Message fate: all messages in the deleted queue are lost (unless the queue is a quorum queue and the deletion is graceful — but queue deletion is always destructive).

Recovery: the consumer’s basic.cancel callback should handle re-subscription if appropriate. If the queue was intentionally deleted (topology change), the consumer should react by reconnecting to the new queue.

def on_consumer_cancelled(method):
    log.warning(f"Consumer {method.consumer_tag} cancelled by broker")
    # Re-declare queue and re-subscribe if the queue should exist

channel.add_on_cancel_callback(on_consumer_cancelled)

Failure 8: Split Brain in RabbitMQ Clusters #

What happens: a network partition separates a RabbitMQ cluster into two groups that cannot communicate. Each partition continues operating independently.

Classic queue behavior during partition: depends on the partition handling strategy:

• ignore (default): both partitions continue operating. Queues on each side are independent. Messages published to one side are not visible from the other. After healing, the cluster detects divergence and requires manual operator intervention.
• pause-minority: the smaller partition (fewer than N/2 nodes) pauses — refuses connections. The larger partition continues. No split brain, but availability loss.
• autoheal: after partition heals, the cluster automatically picks a winner and loses the other partition’s messages.

Quorum queue behavior during partition: quorum queues require a majority of replicas to be available (Chapter 6 of this series). If a partition isolates a minority of replicas, writes to the majority-side queue succeed; writes to the minority-side queue fail (no quorum). On partition heal, Raft reconciles — no messages are lost from the majority side.

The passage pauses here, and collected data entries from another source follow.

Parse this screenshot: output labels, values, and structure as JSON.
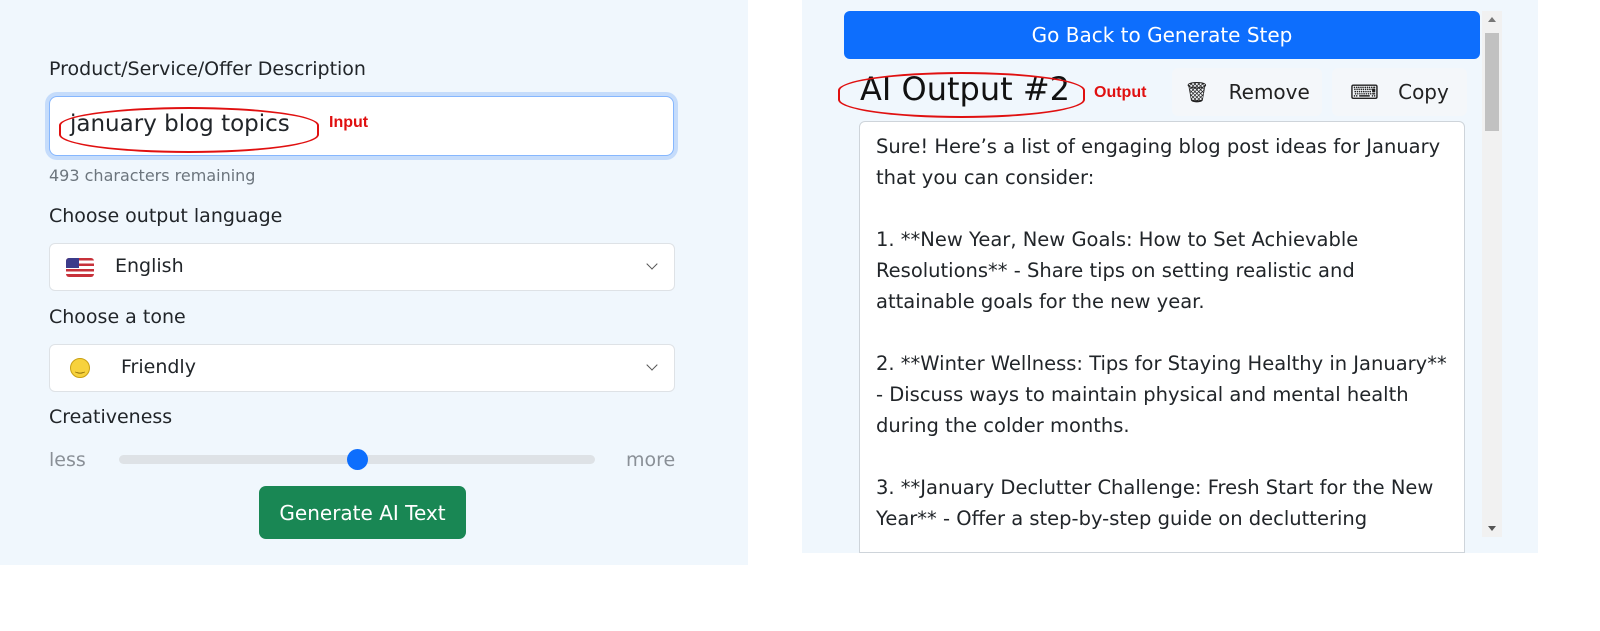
{
  "form": {
    "description_label": "Product/Service/Offer Description",
    "description_value": "january blog topics",
    "input_annotation": "Input",
    "chars_remaining": "493 characters remaining",
    "language_label": "Choose output language",
    "language_value": "English",
    "tone_label": "Choose a tone",
    "tone_value": "Friendly",
    "creativeness_label": "Creativeness",
    "creativeness_min": "less",
    "creativeness_max": "more",
    "creativeness_level": 0.5,
    "generate_button": "Generate AI Text"
  },
  "output": {
    "back_button": "Go Back to Generate Step",
    "title": "AI Output #2",
    "output_annotation": "Output",
    "remove_button": "Remove",
    "copy_button": "Copy",
    "text": "Sure! Here’s a list of engaging blog post ideas for January that you can consider:\n\n1. **New Year, New Goals: How to Set Achievable Resolutions** - Share tips on setting realistic and attainable goals for the new year.\n\n2. **Winter Wellness: Tips for Staying Healthy in January** - Discuss ways to maintain physical and mental health during the colder months.\n\n3. **January Declutter Challenge: Fresh Start for the New Year** - Offer a step-by-step guide on decluttering"
  },
  "colors": {
    "primary": "#0d6efd",
    "success": "#198754",
    "annotation": "#e01010"
  }
}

Recommendation: use quorum queues for durable messaging in clustered RabbitMQ. Classic mirrored queues have complex split-brain behaviors that require careful operator intervention.

Failure Summary Table #

End-to-End Crash Safety Checklist #

For a message to be crash-safe across all failure scenarios:

• Queue declared as durable=True
• Message published with delivery_mode=2 (persistent)
• Publisher confirms enabled on producer channel
• Producer re-publishes unconfirmed messages on reconnect
• Consumer uses manual ack (auto_ack=False)
• Consumer checks redelivered flag and is idempotent (message_id deduplication)
• Dead-letter exchange configured for rejected/expired messages
• x-delivery-limit set on quorum queues to handle poison messages
• heartbeat configured (60s recommended) to detect dead connections
• Connection and channel close callbacks implemented for recovery

With all of the above, the system provides at-least-once delivery with effective exactly-once processing through idempotency.